Resources for the runtime environment
CWL provides a mechanism for expressing runtime environment resource requirements with the simple rule:
- min is the minimum amount of a resource that must be reserved to schedule a job. If min cannot be satisfied, the job should not be run.
- max is the maximum amount of a resource that the job shall be permitted to use. If a node has sufficient resources, multiple jobs may be scheduled on a single node provided each job’s "max" resource requirements are met. If a job attempts to exceed its "max" resource allocation, an implementation may deny additional resources, which may result in job failure.
Hardware resources are expressed with the CWL "ResourceRequirement" allowing the definition of:
- coresMin for the minimum reserved number of CPU cores
- coresMax for the maximum reserved number of CPU cores
- ramMin for the minimum reserved RAM in mebibytes
- ramMax for the maximum reserved RAM in mebibytes
This definition covers most of the application resource requirements needs.
If appropriate the Application Package can define resources for the runtime environment with ResourceRequirement class either at the level of each CommandLineTool classes or at the level of the Workflow class (that will be inherited to all CommandLineTool classes)
...
- class: CommandLineTool
id: detect-water-body
requirements:
ResourceRequirement:
coresMax: 1
ramMax: 512
...
Hands-on
Open the notebook 03 Package for a hands-on with a CWL runner
Requirement classes
Requirement 7 req/app-pck/cwl
The Application Package SHALL be a valid CWL document with a Workflow
class and one or more CommandLineTool
classes.
Requirement 8 req/app-pck/clt
The Application Package CWL CommandLineTool
classes SHALL contain the following elements:
- Identifier ("id")
- Command line name ("baseCommand")
- Input parameters ("inputs")
- Environment requirements ("requirements")
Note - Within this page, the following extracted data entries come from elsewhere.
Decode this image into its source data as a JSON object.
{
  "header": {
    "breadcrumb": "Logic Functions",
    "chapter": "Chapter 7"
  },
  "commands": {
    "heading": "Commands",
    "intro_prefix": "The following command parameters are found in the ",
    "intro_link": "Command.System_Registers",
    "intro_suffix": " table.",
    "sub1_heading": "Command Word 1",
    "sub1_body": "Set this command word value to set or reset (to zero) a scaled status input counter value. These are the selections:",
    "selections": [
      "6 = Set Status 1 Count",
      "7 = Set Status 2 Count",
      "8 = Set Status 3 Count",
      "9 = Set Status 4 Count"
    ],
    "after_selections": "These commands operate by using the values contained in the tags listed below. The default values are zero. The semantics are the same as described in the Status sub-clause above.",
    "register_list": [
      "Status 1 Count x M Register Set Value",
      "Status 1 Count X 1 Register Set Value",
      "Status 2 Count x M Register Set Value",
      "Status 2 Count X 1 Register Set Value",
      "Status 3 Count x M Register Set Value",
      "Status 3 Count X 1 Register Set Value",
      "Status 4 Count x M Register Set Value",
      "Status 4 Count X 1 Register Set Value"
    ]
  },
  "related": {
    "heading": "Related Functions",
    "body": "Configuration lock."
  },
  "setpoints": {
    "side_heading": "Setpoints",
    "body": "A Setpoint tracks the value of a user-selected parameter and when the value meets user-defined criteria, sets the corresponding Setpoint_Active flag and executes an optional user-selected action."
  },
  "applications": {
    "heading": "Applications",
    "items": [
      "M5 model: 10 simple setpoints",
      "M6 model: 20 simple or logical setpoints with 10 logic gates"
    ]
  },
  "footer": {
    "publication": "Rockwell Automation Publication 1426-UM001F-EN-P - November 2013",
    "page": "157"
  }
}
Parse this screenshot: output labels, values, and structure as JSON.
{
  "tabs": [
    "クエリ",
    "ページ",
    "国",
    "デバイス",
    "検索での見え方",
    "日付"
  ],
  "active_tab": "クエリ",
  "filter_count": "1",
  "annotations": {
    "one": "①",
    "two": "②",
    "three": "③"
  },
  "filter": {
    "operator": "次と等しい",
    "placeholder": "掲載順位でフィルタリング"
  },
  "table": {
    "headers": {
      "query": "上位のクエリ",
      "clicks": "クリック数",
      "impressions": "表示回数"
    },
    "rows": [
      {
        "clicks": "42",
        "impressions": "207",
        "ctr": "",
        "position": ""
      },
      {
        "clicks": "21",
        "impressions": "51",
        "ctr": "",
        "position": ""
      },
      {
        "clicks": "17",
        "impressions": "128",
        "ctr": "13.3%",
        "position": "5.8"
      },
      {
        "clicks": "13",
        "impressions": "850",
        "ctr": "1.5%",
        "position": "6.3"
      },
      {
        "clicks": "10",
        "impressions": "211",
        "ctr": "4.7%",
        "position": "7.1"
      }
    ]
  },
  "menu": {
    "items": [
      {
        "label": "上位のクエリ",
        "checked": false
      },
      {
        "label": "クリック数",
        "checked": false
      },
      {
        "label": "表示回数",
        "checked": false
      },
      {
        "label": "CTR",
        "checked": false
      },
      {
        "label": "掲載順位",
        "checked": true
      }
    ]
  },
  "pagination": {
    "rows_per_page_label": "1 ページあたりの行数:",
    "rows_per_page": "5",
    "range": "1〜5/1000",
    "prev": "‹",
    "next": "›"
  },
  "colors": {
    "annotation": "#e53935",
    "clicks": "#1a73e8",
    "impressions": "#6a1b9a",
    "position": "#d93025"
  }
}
- Docker information ("DockerRequirement")
Requirement 9 req/app-pck/wf
The Application Package CWL Workflow
class SHALL contain the following elements:
- Identifier ("id")
- Title ("label")
- Abstract ("doc")
Requirement 10 req/app-pck/wf-inputs
The Application Package CWL Workflow
class "inputs" fields SHALL contain the following elements:
- Identifier ("id")
- Title ("label")
- Abstract ("doc")
Requirement 11 req/app-pck/metadata
The Application Package CWL Workflow
class classes SHALL include additional metadata as defined in the Table 1 of the OGC Best Practice for Earth Observation Application Package
Recommendation 1 rec/app-pck/fan-out
For applications with the fan-out design pattern, the Application Package CWL Workclass class MUST include the ScatterFeatureRequirement
class in the requirements
section and include the scatterMethod
in the corresponding input of the step.